Reputation: 99
I have a dataframe with data from a survey. I would like to produce a report in table format with the frequencies of each variable.
So working with the dataset mtcars, having this:
> count(mtcars, cyl)
cyl n
1 4 11
2 6 7
3 8 14
> count(mtcars, gear)
gear n
1 3 15
2 4 12
3 5 5
I would like to produce a table like this (or something similar):
variable | n |
---|---|
cyl | |
4 | 11 |
6 | 7 |
8 | 14 |
gear | |
3 | 15 |
4 | 12 |
5 | 5 |
Any idea as to how this may be achievable?
Upvotes: 0
Views: 1163
Reputation: 17134
We can write a nested pair of functions to map count
to multiple variables and row-bind the results, using a little tidy evaluation:
library(dplyr)
library(purrr)
count_multi <- function(.data, ...) {
count_var <- function(var, .data) {
.data %>%
count(Value = factor({{ var }})) %>% # coerce to factor to allow multiple
mutate( # var types and preserve ordering
Variable = as.character(ensym(var)),
.before = everything()
)
}
map_dfr(enquos(...), count_var, .data = .data)
}
mtcars2 <- mtcars %>%
mutate(
vs = factor(vs, labels = c("V", "S")),
am = factor(am, labels = c("manual", "automatic"))
)
mtcars2 %>%
count_multi(vs, am, cyl)
Output:
Variable Value n
1 vs V 18
2 vs S 14
3 am manual 19
4 am automatic 13
5 cyl 4 11
6 cyl 6 7
7 cyl 8 14
I believe you can use kableExtra::pack_rows()
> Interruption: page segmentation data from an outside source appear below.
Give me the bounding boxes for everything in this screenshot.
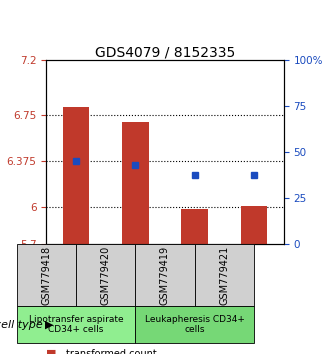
Text: Leukapheresis CD34+
cells: Leukapheresis CD34+ cells <box>145 315 245 335</box>
Text: Lipotransfer aspirate
CD34+ cells: Lipotransfer aspirate CD34+ cells <box>29 315 123 335</box>
Bar <box>182 209 208 244</box>
Bar <box>241 206 268 244</box>
Text: cell type: cell type <box>0 320 43 330</box>
Text: GSM779419: GSM779419 <box>160 246 170 305</box>
Text: GSM779418: GSM779418 <box>41 246 51 305</box>
Text: GSM779420: GSM779420 <box>101 246 111 305</box>
Text: GSM779421: GSM779421 <box>219 246 229 305</box>
Text: ■: ■ <box>46 349 57 354</box>
Text: ▶: ▶ <box>45 320 53 330</box>
Bar <box>63 107 89 244</box>
Text: transformed count: transformed count <box>66 349 157 354</box>
Title: GDS4079 / 8152335: GDS4079 / 8152335 <box>95 45 235 59</box>
Bar <box>122 121 149 244</box>
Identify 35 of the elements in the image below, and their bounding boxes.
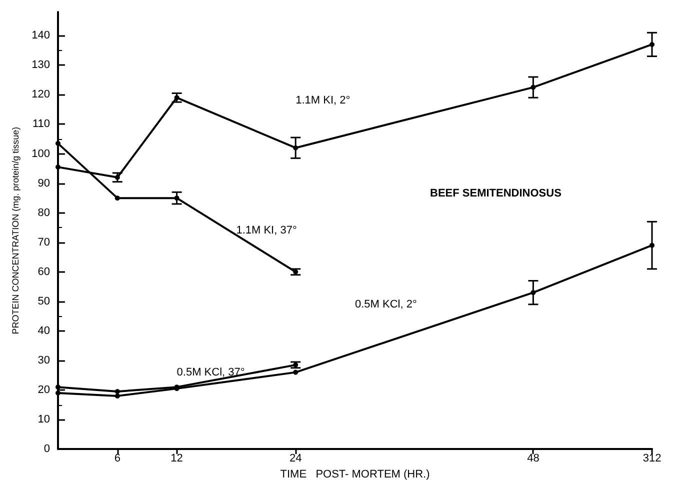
text: 1.1M KI, 2° [296, 94, 350, 107]
y-tick-label: 120 [32, 88, 50, 101]
x-tick-label: 12 [170, 452, 183, 465]
y-tick-label: 40 [38, 324, 50, 337]
series-label: 0.5M KCl, 2° [355, 298, 417, 310]
y-tick-label: 70 [38, 236, 50, 248]
y-tick-label: 50 [38, 295, 50, 308]
y-tick-label: 0 [44, 443, 50, 456]
point [114, 393, 120, 398]
y-tick-label: 30 [38, 354, 50, 366]
point [56, 390, 60, 396]
y-tick-label: 60 [38, 266, 50, 278]
point [114, 196, 120, 201]
x-tick-label: 48 [527, 452, 540, 465]
series-label: 0.5M KCl, 37° [176, 366, 245, 378]
point [56, 140, 60, 146]
point [293, 370, 298, 375]
point [56, 384, 60, 390]
y-tick-label: 20 [38, 384, 50, 396]
y-tick-label: 130 [32, 59, 50, 72]
y-axis-title: PROTEIN CONCENTRATION (mg. protein/g tissue) [10, 126, 20, 334]
text: BEEF SEMITENDINOSUS [430, 188, 562, 200]
point [56, 164, 60, 170]
y-tick-label: 10 [38, 414, 50, 426]
y-tick-label: 80 [38, 206, 50, 219]
x-tick-label: 312 [642, 452, 662, 465]
x-tick-label: 6 [114, 452, 120, 465]
y-tick-label: 110 [32, 118, 50, 130]
x-tick-label: 24 [289, 452, 302, 465]
x-axis-title: TIME POST- MORTEM (HR.) [280, 468, 430, 480]
point [114, 389, 120, 394]
series-label: 1.1M KI, 37° [236, 224, 297, 237]
y-tick-label: 90 [38, 177, 50, 190]
y-tick-label: 140 [32, 30, 50, 42]
y-tick-label: 100 [32, 148, 50, 160]
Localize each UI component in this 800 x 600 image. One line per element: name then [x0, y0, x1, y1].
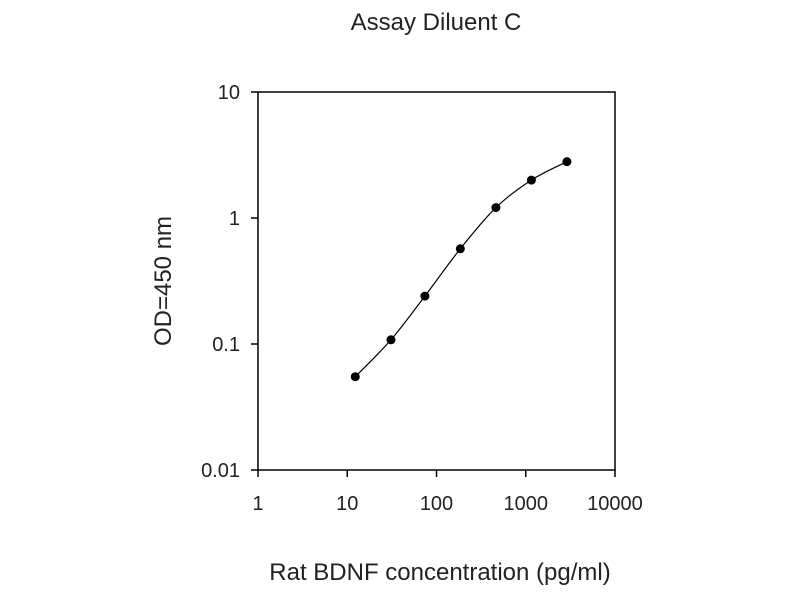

to create subheaders for each Variable
in markdown.
Upvotes: 1
Reputation: 1873
The below gets us the output in slightly different format. However, it does allow for subset (using column variable
which OP's requirement does not.)
library(data.table)
df <- setDT(copy(mtcars))
# select columns as grouping by continuous variables is not appropriate
x <- c('cyl', 'gear')
y <- lapply(x, \(i) df[, .N, i])
names(y) <- x
y <- rbindlist(y, idcol=T, use.names=F)
names(y) <- c('variable', 'class', 'count')
variable class count
1: cyl 6 7
2: cyl 4 11
3: cyl 8 14
4: gear 4 12
5: gear 3 15
6: gear 5 5
Upvotes: 0